The omicron variant of the Corona virus is spreading across the globe like wild fire. However, up to this point we have not heard from the health authorities whether this new and virulent variant has been discovered in SVG. Given what is currently known about Omicron, it is safe to assume that it is already here and we should act accordingly.
My major concern is the anticipated spike in cases and what it might mean for the resumption of school in a face-to-face setting. Online education has been a failure for many despite the sterling efforts made by students, teachers, parents and the authorities. For me, a return to online school is utterly and completely out of the question. Therefore, we must learn to live, work and play with the virus even as Omicron rages.
I listen to the experts. In so doing, I learn a lot. For instance, despite the virulence of variants such as Omicron, the world is much better armed to put up a fight against the pandemic than we were in the early months of its emergence. The public health protocols, the emerging therapeutics and, yes, the vaccines have all put us in a position to effectively combat and defeat Omicron. However, to arrive at this point, it requires global solidarity, national unity and personal responsibility.
As long as we are prepared to do what is required, face-to-face school can and must resume indefinitely. To do so safely and thus minimize outbreaks of Omicron, all concerned must adhere to the following:
1. Regular sanitization of hands and surfaces;
2. Wearing masks in the appropriate settings.
3. Observing social distancing as far as practicable;
4. Conducting regular testing for COVID-19 among all school personnel; and
5. Vaccinating ALL who are eligible including students.
The pandemic forced us to make some serious adjustments to life and work. Some of them made sense, others have turned out to be nonsensical. Online school was nonsensical. Even as Omicron rages, keep our school doors open. Let’s beat the pandemic by following the science.
Note: I share an account by one teacher of how she manages to stay connected with her students during the COVID-19 pandemic and the resulting closure of schools. My colleagues and I have been making use of the same platform, Edmodo. I highly recommend it to those of you who may not have settled yet on how to stay connected. In a future post, I will share my own experience.
P. J. A John\\
Distance Learning: How to Teach in the Time of the Coronavirus
By Alessandra Pallavicini, EFL Teacher and Edmodo Certified Trainer, Italy|March 21st, 2020
These are hard times for schools and for us teachers. Staying at home does not mean rest and relaxation at all, but rather, since families expect instruction and lessons to be carried out even from a distance. The task of a teacher becomes even more difficult as preparing a lesson to do later in class is very different from preparing it, recording it (or instructing live) and then sharing it online.
Luckily for teachers, there is Edmodo! Never before has Edmodo proved so useful for its flexibility.

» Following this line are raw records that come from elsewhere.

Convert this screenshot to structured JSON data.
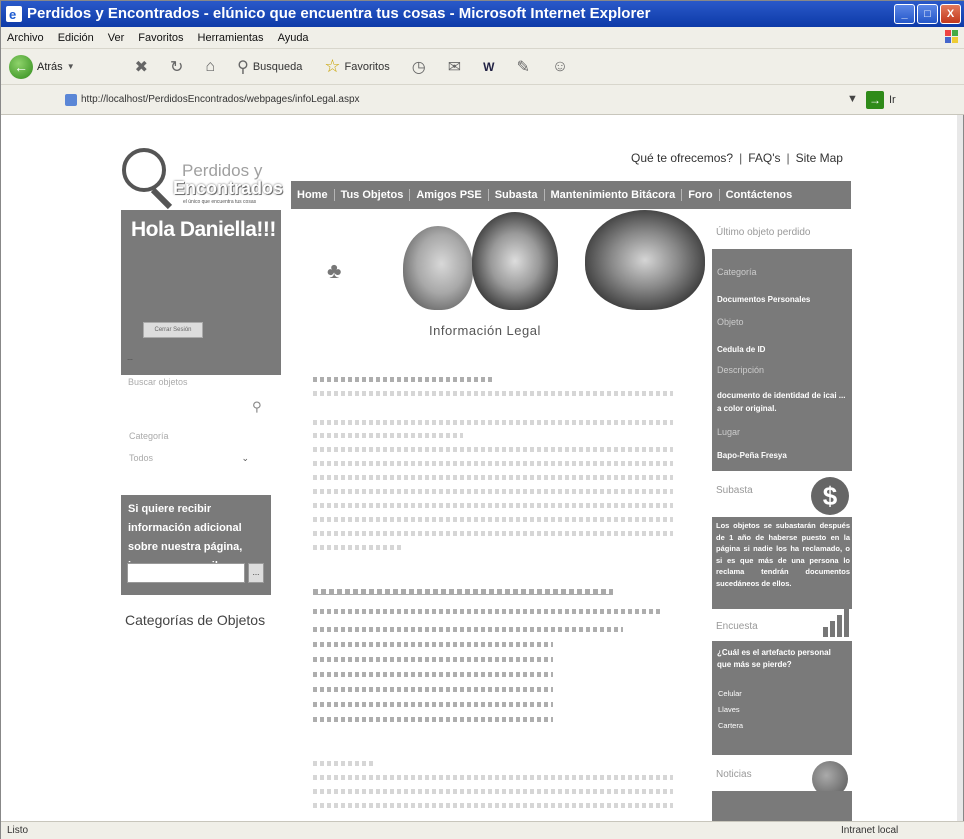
{
  "window": {
    "title": "Perdidos y Encontrados - elúnico que encuentra tus cosas - Microsoft Internet Explorer",
    "controls": {
      "minimize": "_",
      "maximize": "□",
      "close": "X"
    }
  },
  "menu": [
    "Archivo",
    "Edición",
    "Ver",
    "Favoritos",
    "Herramientas",
    "Ayuda"
  ],
  "toolbar": {
    "back_label": "Atrás",
    "search_label": "Busqueda",
    "favorites_label": "Favoritos"
  },
  "address": {
    "url": "http://localhost/PerdidosEncontrados/webpages/infoLegal.aspx",
    "go_label": "Ir"
  },
  "site": {
    "logo": {
      "line1": "Perdidos y",
      "line2": "Encontrados",
      "tagline": "el único que encuentra tus cosas"
    },
    "top_links": [
      "Qué te ofrecemos?",
      "FAQ's",
      "Site Map"
    ],
    "nav": [
      "Home",
      "Tus Objetos",
      "Amigos PSE",
      "Subasta",
      "Mantenimiento Bitácora",
      "Foro",
      "Contáctenos"
    ],
    "greeting": "Hola Daniella!!!",
    "logout_button": "Cerrar Sesión",
    "search_label": "Buscar objetos",
    "category_label": "Categoría",
    "category_value": "Todos",
    "subscribe_text": "Si quiere recibir información adicional sobre nuestra página, ingrese su e-mail:",
    "subscribe_button": "...",
    "categories_title": "Categorías de Objetos",
    "page_title": "Información Legal",
    "right": {
      "last_lost_title": "Último objeto perdido",
      "category_label": "Categoría",
      "category_value": "Documentos Personales",
      "object_label": "Objeto",
      "object_value": "Cedula de ID",
      "description_label": "Descripción",
      "description_value": "documento de identidad de icai ... a color original.",
      "place_label": "Lugar",
      "place_value": "Bapo-Peña Fresya",
      "subasta_title": "Subasta",
      "subasta_text": "Los objetos se subastarán después de 1 año de haberse puesto en la página si nadie los ha reclamado, o si es que más de una persona lo reclama tendrán documentos sucedáneos de ellos.",
      "survey_title": "Encuesta",
      "survey_question": "¿Cuál es el artefacto personal que más se pierde?",
      "survey_options": [
        "Celular",
        "Llaves",
        "Cartera"
      ],
      "last_title": "Noticias"
    }
  },
  "status": {
    "left": "Listo",
    "zone": "Intranet local"
  }
}
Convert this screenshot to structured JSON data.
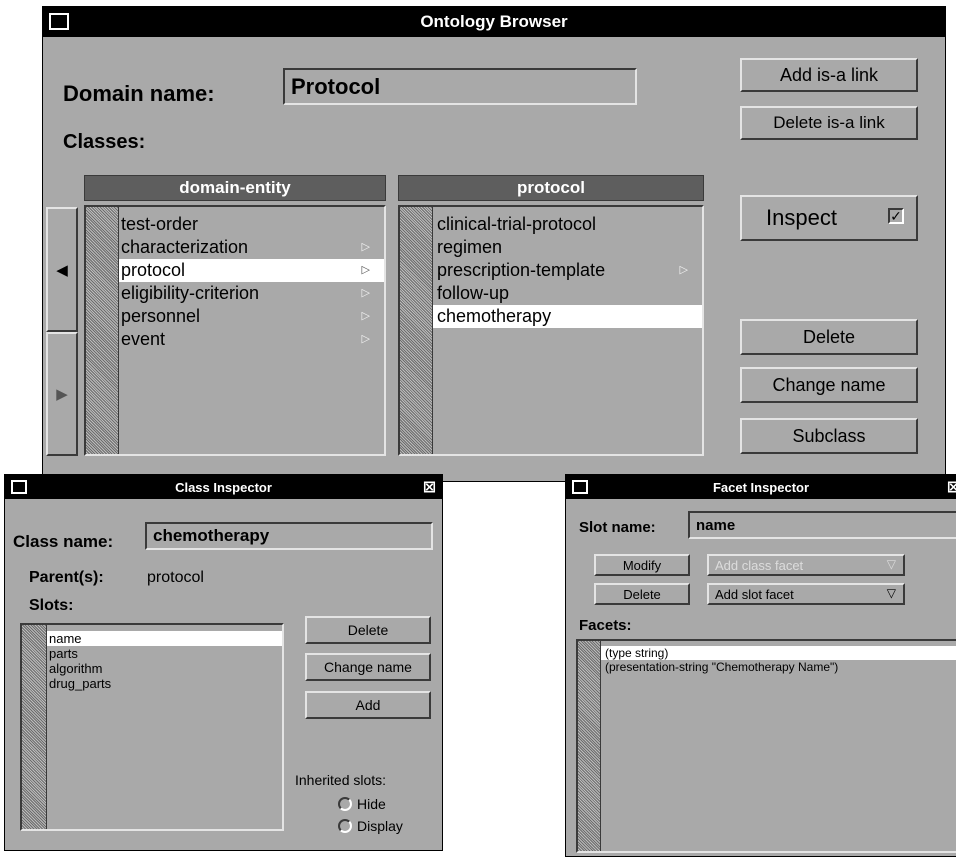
{
  "ontology_browser": {
    "title": "Ontology Browser",
    "domain_label": "Domain name:",
    "domain_value": "Protocol",
    "classes_label": "Classes:",
    "buttons": {
      "add_isa": "Add is-a link",
      "delete_isa": "Delete is-a link",
      "inspect": "Inspect",
      "delete": "Delete",
      "change_name": "Change name",
      "subclass": "Subclass"
    },
    "column1": {
      "header": "domain-entity",
      "items": [
        {
          "label": "test-order",
          "has_children": false,
          "selected": false
        },
        {
          "label": "characterization",
          "has_children": true,
          "selected": false
        },
        {
          "label": "protocol",
          "has_children": true,
          "selected": true
        },
        {
          "label": "eligibility-criterion",
          "has_children": true,
          "selected": false
        },
        {
          "label": "personnel",
          "has_children": true,
          "selected": false
        },
        {
          "label": "event",
          "has_children": true,
          "selected": false
        }
      ]
    },
    "column2": {
      "header": "protocol",
      "items": [
        {
          "label": "clinical-trial-protocol",
          "has_children": false,
          "selected": false
        },
        {
          "label": "regimen",
          "has_children": false,
          "selected": false
        },
        {
          "label": "prescription-template",
          "has_children": true,
          "selected": false
        },
        {
          "label": "follow-up",
          "has_children": false,
          "selected": false
        },
        {
          "label": "chemotherapy",
          "has_children": false,
          "selected": true
        }
      ]
    }
  },
  "class_inspector": {
    "title": "Class Inspector",
    "class_name_label": "Class name:",
    "class_name_value": "chemotherapy",
    "parents_label": "Parent(s):",
    "parents_value": "protocol",
    "slots_label": "Slots:",
    "slots": [
      {
        "label": "name",
        "selected": true
      },
      {
        "label": "parts",
        "selected": false
      },
      {
        "label": "algorithm",
        "selected": false
      },
      {
        "label": "drug_parts",
        "selected": false
      }
    ],
    "buttons": {
      "delete": "Delete",
      "change_name": "Change name",
      "add": "Add"
    },
    "inherited_label": "Inherited slots:",
    "radio_hide": "Hide",
    "radio_display": "Display"
  },
  "facet_inspector": {
    "title": "Facet Inspector",
    "slot_name_label": "Slot name:",
    "slot_name_value": "name",
    "modify_label": "Modify",
    "delete_label": "Delete",
    "add_class_facet": "Add class facet",
    "add_slot_facet": "Add slot facet",
    "facets_label": "Facets:",
    "facets": [
      {
        "label": "(type  string)",
        "selected": true
      },
      {
        "label": "(presentation-string  \"Chemotherapy Name\")",
        "selected": false
      }
    ]
  }
}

Once a tool in our kit during classroom time or after school, Edmodo takes on a more prominent role, offering the ability to upload various materials, lessons, quizzes, and homework and then share them with students.

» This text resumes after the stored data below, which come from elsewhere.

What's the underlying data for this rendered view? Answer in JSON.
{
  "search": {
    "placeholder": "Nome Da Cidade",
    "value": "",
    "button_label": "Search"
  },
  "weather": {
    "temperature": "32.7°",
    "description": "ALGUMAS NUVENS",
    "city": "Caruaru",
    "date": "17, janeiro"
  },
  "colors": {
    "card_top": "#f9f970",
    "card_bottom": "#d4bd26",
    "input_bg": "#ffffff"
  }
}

As a teacher, once you’ve created your own Edmodo Classes (depending on what subjects you teach and how many different classes you have), you’ll then want to organize your content and communication, making the best use of features such as subgroups and folders. A good rule of thumb is to create an orderly environment. For instance, in an online environment, students are better off responding directly to a teacher’s message rather than creating a post for all classmates to see.
Notes can be used to create announcements, lessons and discussions. Important announcements can then be pinned to ensure that they are easily found. In a Note, you can create a lesson by adding all the necessary information and attaching useful links. You can also create short, simple videos with further explanations which are then attached to the Note for the lesson. This is especially useful if the lesson hasn’t covered all the material or if it is particularly difficult for students. I am creating many of these videos—simple and short and based on the textbook where the topic is explained clearly. Using the comment section, students can ask questions or request further explanations.
In my opinion, sharing your lesson is not enough. We need to engage our students by asking them to answer questions on the topic that is being addressed. And, to make the online learning experience more closely match learning in the classroom, have students comment on each other’s answers. This is important in maintaining, as far as possible, contact between classmates. When my students took part, I was pleasantly surprised by the level of interest and care with which students participated in discussion.
Edmodo also allows you to create Quizzes and Assignments to assess learning progress. A Quiz provides the level of understanding for a topic and therefore allows us to determine overall student understanding so that we can continue moving forward or decide to stop and go over the topic again. And, don’t forget that Quizzes and Assignments can be shared among colleagues so we can help each other with relevant, high-quality learning content.
Lastly, I suggest following the hashtag #bettertogether on Edmodo to find and share good practices with other educators and to feel less alone in these difficult times!